In 1992, the conservation park was described as follows. Firstly, the soils within the conservation park are reported as being located in the “Naracoorte Environmental Association” which is “characterised by calcarenite dune ridges overlain by dunes or sheets of mobile sand”. Specifically, the majority of the soils in the conservation park are “deep, acid, bleached sands with a yellow-grey B horizon” while a minority consist of “shallower alkaline sandy soils of a reddish colour”. Secondly, land within the conservation park supported the following “three vegetation associations:”
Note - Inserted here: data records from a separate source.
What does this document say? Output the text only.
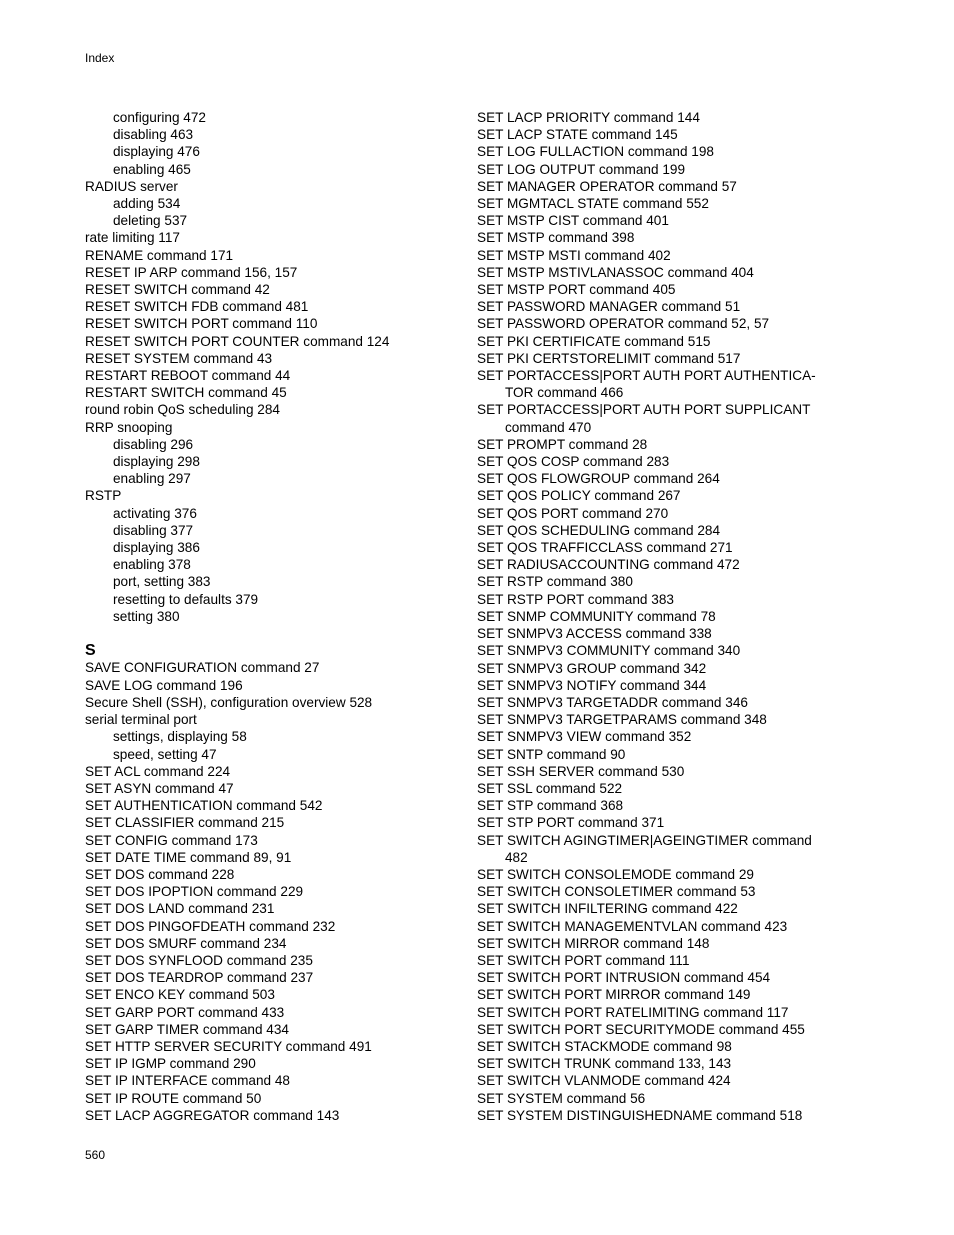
Index
configuring 472
disabling 463
displaying 476
enabling 465
RADIUS server
adding 534
deleting 537
rate limiting 117
RENAME command 171
RESET IP ARP command 156, 157
RESET SWITCH command 42
RESET SWITCH FDB command 481
RESET SWITCH PORT command 110
RESET SWITCH PORT COUNTER command 124
RESET SYSTEM command 43
RESTART REBOOT command 44
RESTART SWITCH command 45
round robin QoS scheduling 284
RRP snooping
disabling 296
displaying 298
enabling 297
RSTP
activating 376
disabling 377
displaying 386
enabling 378
port, setting 383
resetting to defaults 379
setting 380
S
SAVE CONFIGURATION command 27
SAVE LOG command 196
Secure Shell (SSH), configuration overview 528
serial terminal port
settings, displaying 58
speed, setting 47
SET ACL command 224
SET ASYN command 47
SET AUTHENTICATION command 542
SET CLASSIFIER command 215
SET CONFIG command 173
SET DATE TIME command 89, 91
SET DOS command 228
SET DOS IPOPTION command 229
SET DOS LAND command 231
SET DOS PINGOFDEATH command 232
SET DOS SMURF command 234
SET DOS SYNFLOOD command 235
SET DOS TEARDROP command 237
SET ENCO KEY command 503
SET GARP PORT command 433
SET GARP TIMER command 434
SET HTTP SERVER SECURITY command 491
SET IP IGMP command 290
SET IP INTERFACE command 48
SET IP ROUTE command 50
SET LACP AGGREGATOR command 143
SET LACP PRIORITY command 144
SET LACP STATE command 145
SET LOG FULLACTION command 198
SET LOG OUTPUT command 199
SET MANAGER OPERATOR command 57
SET MGMTACL STATE command 552
SET MSTP CIST command 401
SET MSTP command 398
SET MSTP MSTI command 402
SET MSTP MSTIVLANASSOC command 404
SET MSTP PORT command 405
SET PASSWORD MANAGER command 51
SET PASSWORD OPERATOR command 52, 57
SET PKI CERTIFICATE command 515
SET PKI CERTSTORELIMIT command 517
SET PORTACCESS|PORT AUTH PORT AUTHENTICA-
TOR command 466
SET PORTACCESS|PORT AUTH PORT SUPPLICANT
command 470
SET PROMPT command 28
SET QOS COSP command 283
SET QOS FLOWGROUP command 264
SET QOS POLICY command 267
SET QOS PORT command 270
SET QOS SCHEDULING command 284
SET QOS TRAFFICCLASS command 271
SET RADIUSACCOUNTING command 472
SET RSTP command 380
SET RSTP PORT command 383
SET SNMP COMMUNITY command 78
SET SNMPV3 ACCESS command 338
SET SNMPV3 COMMUNITY command 340
SET SNMPV3 GROUP command 342
SET SNMPV3 NOTIFY command 344
SET SNMPV3 TARGETADDR command 346
SET SNMPV3 TARGETPARAMS command 348
SET SNMPV3 VIEW command 352
SET SNTP command 90
SET SSH SERVER command 530
SET SSL command 522
SET STP command 368
SET STP PORT command 371
SET SWITCH AGINGTIMER|AGEINGTIMER command
482
SET SWITCH CONSOLEMODE command 29
SET SWITCH CONSOLETIMER command 53
SET SWITCH INFILTERING command 422
SET SWITCH MANAGEMENTVLAN command 423
SET SWITCH MIRROR command 148
SET SWITCH PORT command 111
SET SWITCH PORT INTRUSION command 454
SET SWITCH PORT MIRROR command 149
SET SWITCH PORT RATELIMITING command 117
SET SWITCH PORT SECURITYMODE command 455
SET SWITCH STACKMODE command 98
SET SWITCH TRUNK command 133, 143
SET SWITCH VLANMODE command 424
SET SYSTEM command 56
SET SYSTEM DISTINGUISHEDNAME command 518
560
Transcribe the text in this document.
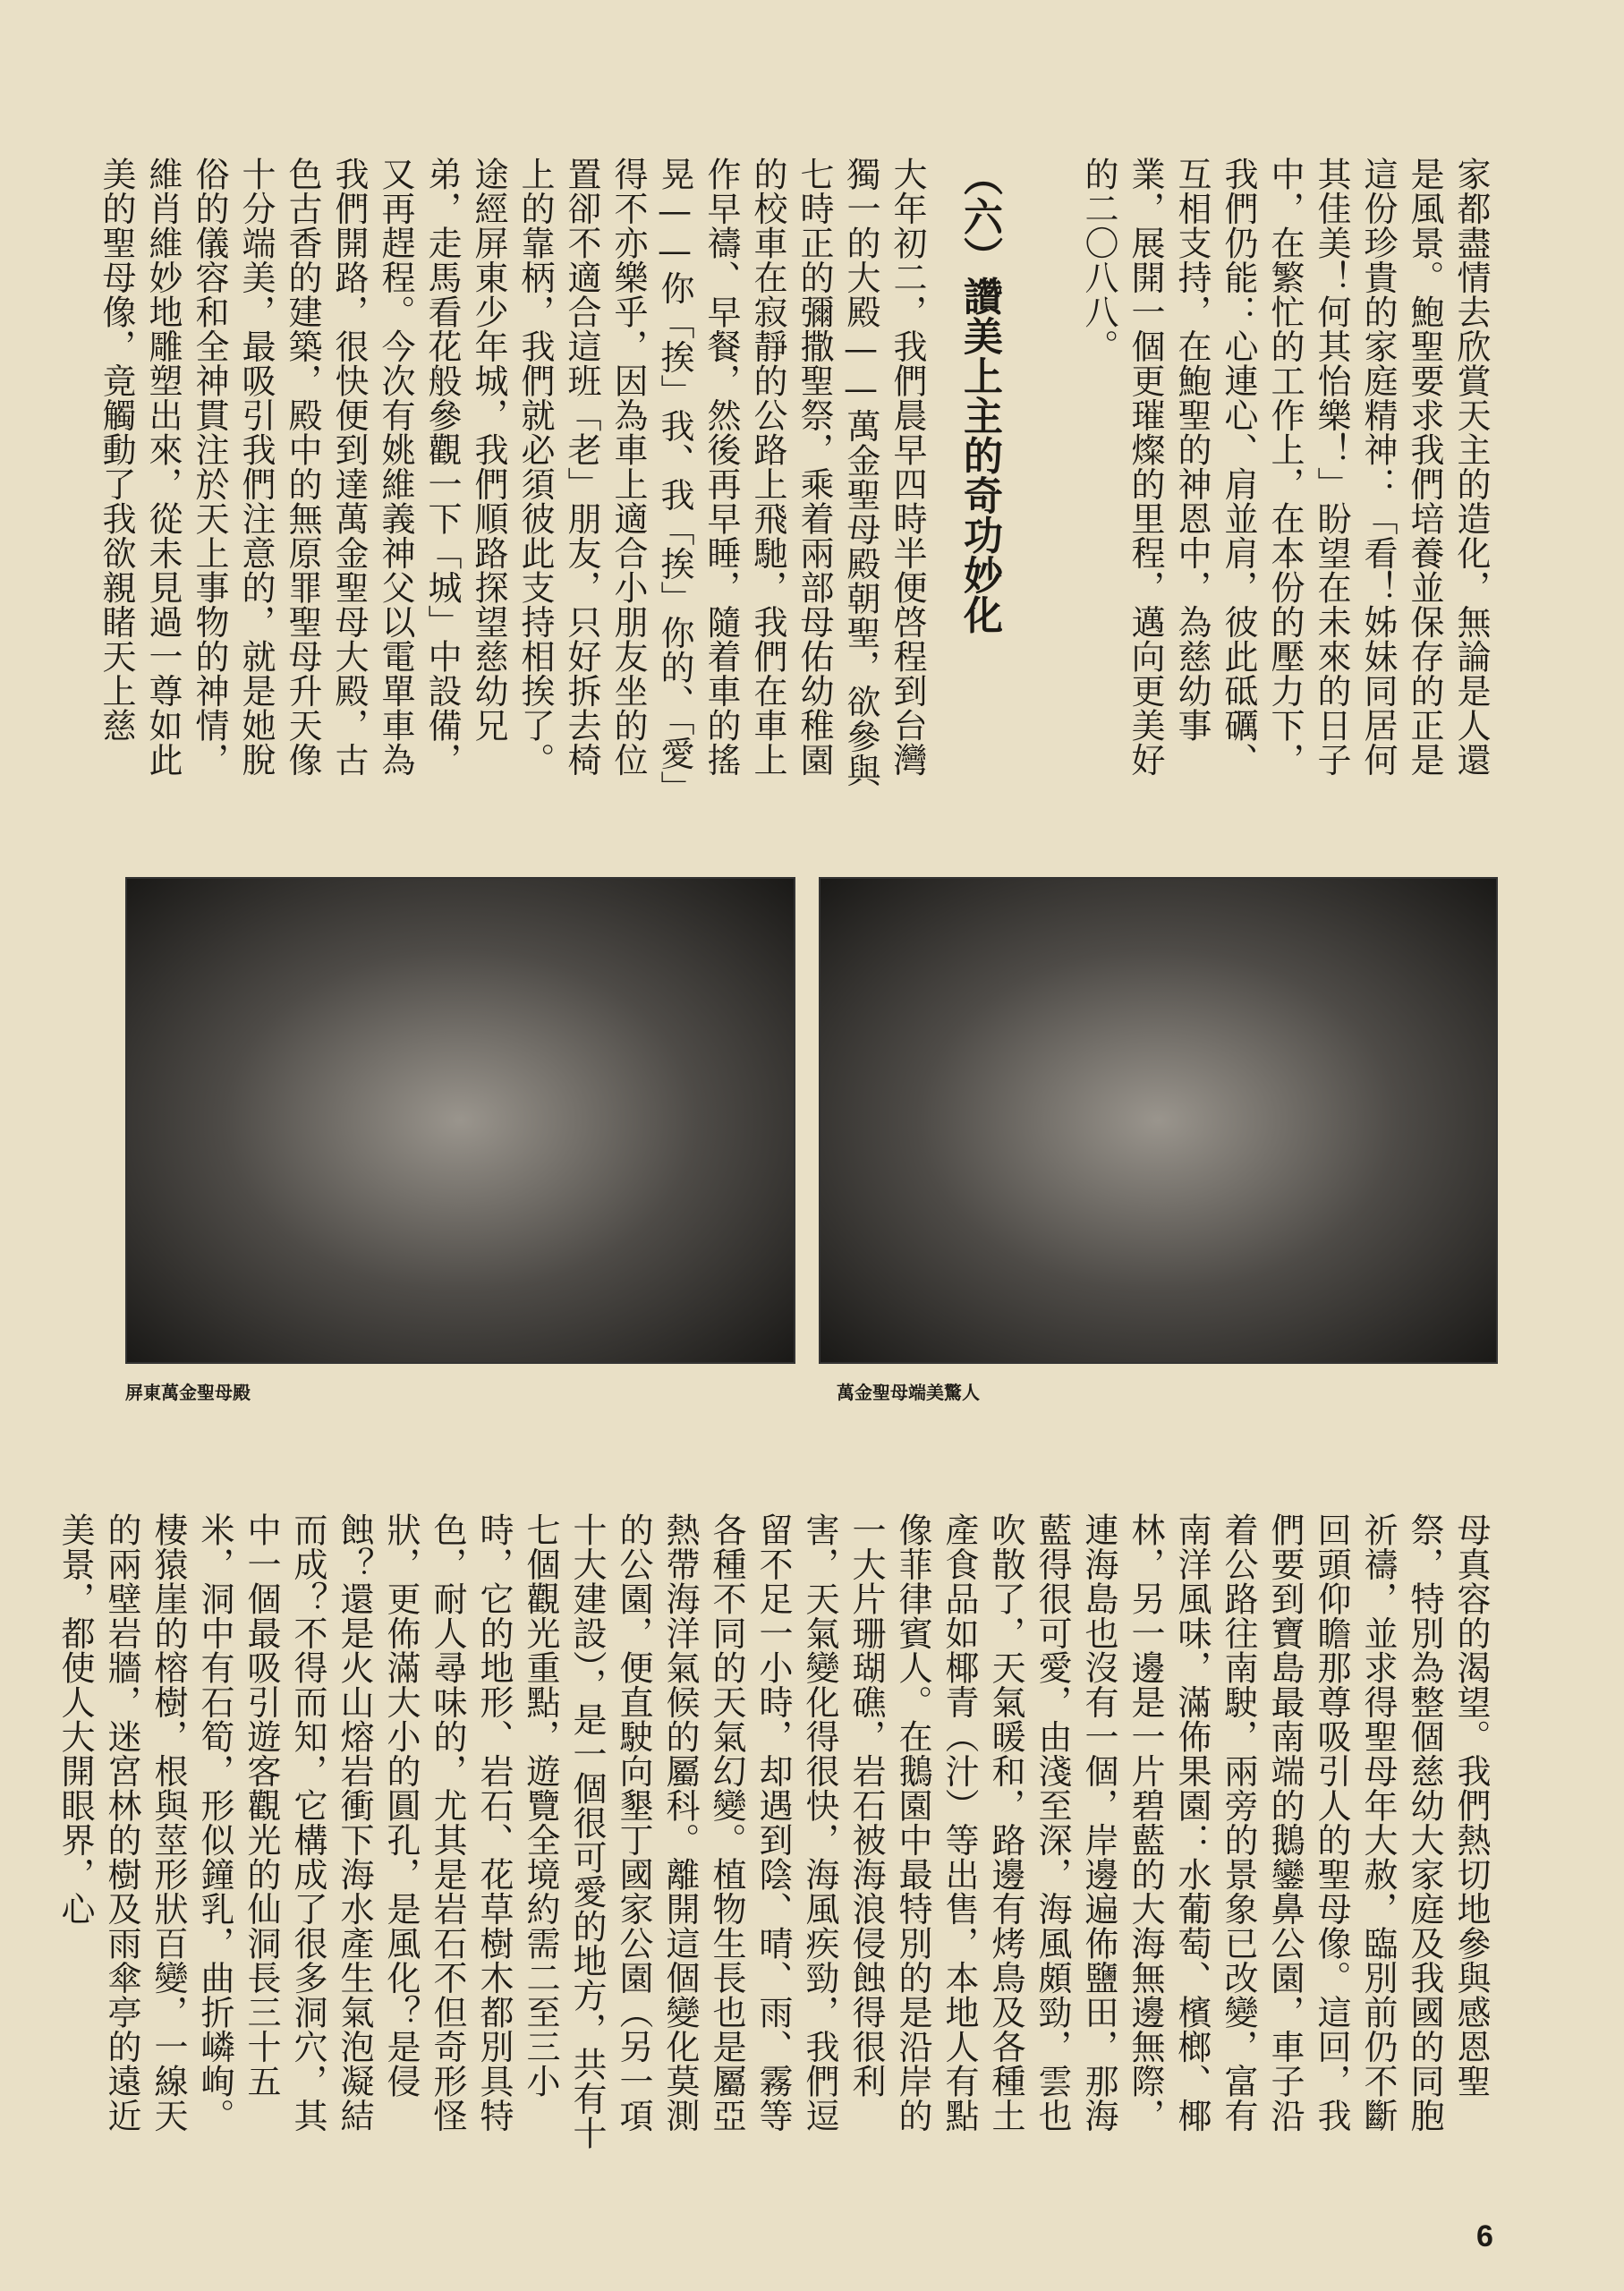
家都盡情去欣賞天主的造化，無論是人還是風景。鮑聖要求我們培養並保存的正是這份珍貴的家庭精神：「看！姊妹同居何其佳美！何其怡樂！」盼望在未來的日子中，在繁忙的工作上，在本份的壓力下，我們仍能：心連心、肩並肩，彼此砥礪、互相支持，在鮑聖的神恩中，為慈幼事業，展開一個更璀燦的里程，邁向更美好的二〇八八。
（六）讚美上主的奇功妙化
大年初二，我們晨早四時半便啓程到台灣獨一的大殿——萬金聖母殿朝聖，欲參與七時正的彌撒聖祭，乘着兩部母佑幼稚園的校車在寂靜的公路上飛馳，我們在車上作早禱、早餐，然後再早睡，隨着車的搖晃——你「挨」我、我「挨」你的、「愛」得不亦樂乎，因為車上適合小朋友坐的位置卻不適合這班「老」朋友，只好拆去椅上的靠柄，我們就必須彼此支持相挨了。途經屏東少年城，我們順路探望慈幼兄弟，走馬看花般參觀一下「城」中設備，又再趕程。今次有姚維義神父以電單車為我們開路，很快便到達萬金聖母大殿，古色古香的建築，殿中的無原罪聖母升天像十分端美，最吸引我們注意的，就是她脫俗的儀容和全神貫注於天上事物的神情，維肖維妙地雕塑出來，從未見過一尊如此美的聖母像，竟觸動了我欲親睹天上慈
屏東萬金聖母殿	萬金聖母端美驚人
母真容的渴望。我們熱切地參與感恩聖祭，特別為整個慈幼大家庭及我國的同胞祈禱，並求得聖母年大赦，臨別前仍不斷回頭仰瞻那尊吸引人的聖母像。這回，我們要到寶島最南端的鵝鑾鼻公園，車子沿着公路往南駛，兩旁的景象已改變，富有南洋風味，滿佈果園：水葡萄、檳榔、椰林，另一邊是一片碧藍的大海無邊無際，連海島也沒有一個，岸邊遍佈鹽田，那海藍得很可愛，由淺至深，海風頗勁，雲也吹散了，天氣暖和，路邊有烤鳥及各種土產食品如椰青（汁）等出售，本地人有點像菲律賓人。在鵝園中最特別的是沿岸的一大片珊瑚礁，岩石被海浪侵蝕得很利害，天氣變化得很快，海風疾勁，我們逗留不足一小時，却遇到陰、晴、雨、霧等各種不同的天氣幻變。植物生長也是屬亞熱帶海洋氣候的屬科。離開這個變化莫測的公園，便直駛向墾丁國家公園（另一項十大建設），是一個很可愛的地方，共有十七個觀光重點，遊覽全境約需二至三小時，它的地形、岩石、花草樹木都別具特色，耐人尋味的，尤其是岩石不但奇形怪狀，更佈滿大小的圓孔，是風化？是侵蝕？還是火山熔岩衝下海水產生氣泡凝結而成？不得而知，它構成了很多洞穴，其中一個最吸引遊客觀光的仙洞長三十五米，洞中有石筍，形似鐘乳，曲折嶙峋。棲猿崖的榕樹，根與莖形狀百變，一線天的兩壁岩牆，迷宮林的樹及雨傘亭的遠近美景，都使人大開眼界，心
6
1. a “low woodland “ of brown stringybark “associated with sandy soils of the stranded dune systems of the West Naracoorte Range”,
2. an “open forest - low open forest” of pink gum associated with a stoney limestone rise in the central part” of the conservation park and “an understorey generally consisting of introduced grasses and pasture weeds such as Cape weed (Arctotheca calendula);” and
3. a ”small area” of “open forest” of South Australian blue gum in the south-east in the conservation park's south-east with “an understorey of grass trees, Austral bracken (pteridium esculentum), and rice flower (Pimelea sp.)”.

As of 1992, the conservation park had “very little visitor use”. There were no facilities being provided for visitors apart from “boundary access tracks” of 5 m width to its west, south and east boundaries.

The conservation park is classified as an IUCN Category III protected area.